If you wanted an actual live chat with rapid responses, you could do that, but it wasn’t the default. It wasn’t the expectation.

Today, you may be used to setting “Away”, “Not Available”, and “Do Not Disturb” statuses, and even going “Invisible”, but how about “Free for Chat”?

These days we deal with demands on our time all throughout the day. Notifications on our phones designed to draw our attention. News alerts that reach for emotional reactions. Incoming text and chat messages on a dozen services, all with snippets of a text that make you want to read the rest and then maybe respond before you forget.

There really isn’t incentive for services to adopt the ICQ model so much these days, as everyone’s competing for your attention, but the passive nature of messages and notifications that was part of the original ICQ could be a lesson in how to build software that helps keep people connected, while also letting us claw back control of our own time.

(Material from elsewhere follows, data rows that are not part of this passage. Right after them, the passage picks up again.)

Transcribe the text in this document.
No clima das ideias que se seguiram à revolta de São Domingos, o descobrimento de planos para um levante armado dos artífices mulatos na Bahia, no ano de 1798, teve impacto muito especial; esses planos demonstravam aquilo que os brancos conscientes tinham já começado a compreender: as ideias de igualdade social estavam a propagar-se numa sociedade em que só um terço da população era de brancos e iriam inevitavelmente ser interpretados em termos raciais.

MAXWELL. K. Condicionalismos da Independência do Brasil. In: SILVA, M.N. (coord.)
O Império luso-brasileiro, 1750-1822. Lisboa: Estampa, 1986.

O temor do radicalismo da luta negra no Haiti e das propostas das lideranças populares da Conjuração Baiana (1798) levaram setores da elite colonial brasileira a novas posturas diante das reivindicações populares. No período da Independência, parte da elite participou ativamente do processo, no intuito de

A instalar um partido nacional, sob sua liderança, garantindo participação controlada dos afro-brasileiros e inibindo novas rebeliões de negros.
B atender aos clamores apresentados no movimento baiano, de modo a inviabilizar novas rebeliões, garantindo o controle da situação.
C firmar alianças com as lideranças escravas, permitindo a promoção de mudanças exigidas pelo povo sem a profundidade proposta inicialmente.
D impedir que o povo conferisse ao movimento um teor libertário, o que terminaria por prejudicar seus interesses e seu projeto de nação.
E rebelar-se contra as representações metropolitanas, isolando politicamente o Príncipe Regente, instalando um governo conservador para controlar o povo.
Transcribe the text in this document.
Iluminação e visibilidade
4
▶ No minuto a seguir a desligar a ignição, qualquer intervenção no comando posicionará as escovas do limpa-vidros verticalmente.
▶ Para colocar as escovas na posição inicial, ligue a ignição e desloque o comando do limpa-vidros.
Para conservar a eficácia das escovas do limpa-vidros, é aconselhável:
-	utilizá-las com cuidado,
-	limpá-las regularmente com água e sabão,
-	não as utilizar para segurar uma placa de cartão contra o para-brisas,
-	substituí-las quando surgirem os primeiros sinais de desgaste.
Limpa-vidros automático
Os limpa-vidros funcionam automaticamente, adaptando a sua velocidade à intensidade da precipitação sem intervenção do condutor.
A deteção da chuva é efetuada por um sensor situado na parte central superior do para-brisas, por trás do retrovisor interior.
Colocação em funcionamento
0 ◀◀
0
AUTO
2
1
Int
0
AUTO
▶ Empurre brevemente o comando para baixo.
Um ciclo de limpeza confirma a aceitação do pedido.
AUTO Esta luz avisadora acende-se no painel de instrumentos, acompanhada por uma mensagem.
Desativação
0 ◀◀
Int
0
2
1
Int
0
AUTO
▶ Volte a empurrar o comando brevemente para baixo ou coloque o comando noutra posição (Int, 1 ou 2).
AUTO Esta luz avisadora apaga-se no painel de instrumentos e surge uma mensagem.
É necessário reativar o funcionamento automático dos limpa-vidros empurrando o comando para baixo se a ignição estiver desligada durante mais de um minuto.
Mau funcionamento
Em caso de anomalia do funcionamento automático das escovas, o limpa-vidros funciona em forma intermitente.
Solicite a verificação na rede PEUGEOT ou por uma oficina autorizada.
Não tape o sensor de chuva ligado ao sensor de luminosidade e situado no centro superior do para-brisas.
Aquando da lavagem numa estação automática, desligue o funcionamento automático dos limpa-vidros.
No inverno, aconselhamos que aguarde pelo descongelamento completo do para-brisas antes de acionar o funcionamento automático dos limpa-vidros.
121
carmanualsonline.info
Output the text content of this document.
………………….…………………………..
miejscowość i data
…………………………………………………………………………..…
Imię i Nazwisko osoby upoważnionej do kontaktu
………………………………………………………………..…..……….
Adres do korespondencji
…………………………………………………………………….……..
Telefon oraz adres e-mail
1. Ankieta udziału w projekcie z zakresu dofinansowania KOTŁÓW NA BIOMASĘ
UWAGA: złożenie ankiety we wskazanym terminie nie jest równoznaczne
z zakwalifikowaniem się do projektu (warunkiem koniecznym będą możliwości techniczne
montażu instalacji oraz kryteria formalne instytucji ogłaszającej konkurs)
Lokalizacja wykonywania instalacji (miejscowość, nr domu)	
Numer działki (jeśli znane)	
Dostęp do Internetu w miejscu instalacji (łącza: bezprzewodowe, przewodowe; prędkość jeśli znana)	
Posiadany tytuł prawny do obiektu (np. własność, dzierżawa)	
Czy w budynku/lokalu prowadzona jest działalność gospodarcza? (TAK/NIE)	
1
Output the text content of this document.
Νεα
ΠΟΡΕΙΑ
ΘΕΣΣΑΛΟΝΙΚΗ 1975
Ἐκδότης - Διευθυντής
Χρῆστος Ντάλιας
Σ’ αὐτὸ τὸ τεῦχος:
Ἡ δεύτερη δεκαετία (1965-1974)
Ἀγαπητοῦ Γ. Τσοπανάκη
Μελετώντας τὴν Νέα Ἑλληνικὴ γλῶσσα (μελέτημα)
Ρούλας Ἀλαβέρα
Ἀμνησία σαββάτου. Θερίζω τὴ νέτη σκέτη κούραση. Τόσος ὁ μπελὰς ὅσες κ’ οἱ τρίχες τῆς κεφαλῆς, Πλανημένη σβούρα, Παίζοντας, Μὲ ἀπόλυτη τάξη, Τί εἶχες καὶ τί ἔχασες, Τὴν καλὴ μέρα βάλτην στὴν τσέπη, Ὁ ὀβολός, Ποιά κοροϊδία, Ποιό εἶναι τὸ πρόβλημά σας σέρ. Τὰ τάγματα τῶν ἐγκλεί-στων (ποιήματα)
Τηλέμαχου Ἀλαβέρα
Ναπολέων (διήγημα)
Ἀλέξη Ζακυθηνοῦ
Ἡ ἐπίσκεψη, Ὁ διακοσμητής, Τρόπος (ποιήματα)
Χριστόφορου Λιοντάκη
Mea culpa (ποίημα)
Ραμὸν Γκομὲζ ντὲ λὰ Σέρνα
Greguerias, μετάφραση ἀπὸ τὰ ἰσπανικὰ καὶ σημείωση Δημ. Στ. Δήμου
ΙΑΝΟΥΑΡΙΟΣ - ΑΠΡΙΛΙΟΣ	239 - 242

Early ICQ was unique. It’s changed over time, adopting to modern trends, newer protocols, and even new owners. The ICQ of today isn’t the same ICQ of 1996, that’s for sure (but surprisingly, your 1996 UIN would still work today). Still, it’s sad to see it go after almost 28 years, even though it’s not the same service it once was.

It’s been heartening seeing how many people remember it fondly. I know for me it helped set my life on a course of events that led to my involvement in a major open source project, then to my first job in the tech industry, and then to my first real company.

The service may be gone, but it won’t be forgotten. Not only are there lessons to learn from the way ICQ tackled communication and agency online, but there are, it turns out, enthusiasts working to bring it back:

  • The NINA and Escargot project (Twitter) is building their own ICQ server, fully compatible with ICQ clients, and the Discord has been flooded with people looking to discover ICQ for the first time or rediscover it all over again.
  • Pidgin still supports ICQ through third-party plugins.

And though I haven’t found one yet, I do hope that someone will recreate the original ICQ experience in some form. Or better, take what ICQ did well and think how we might learn from it when designing the interactions of today. I for one wouldn’t mind a simple, casual, and non-invasive approach to communication again.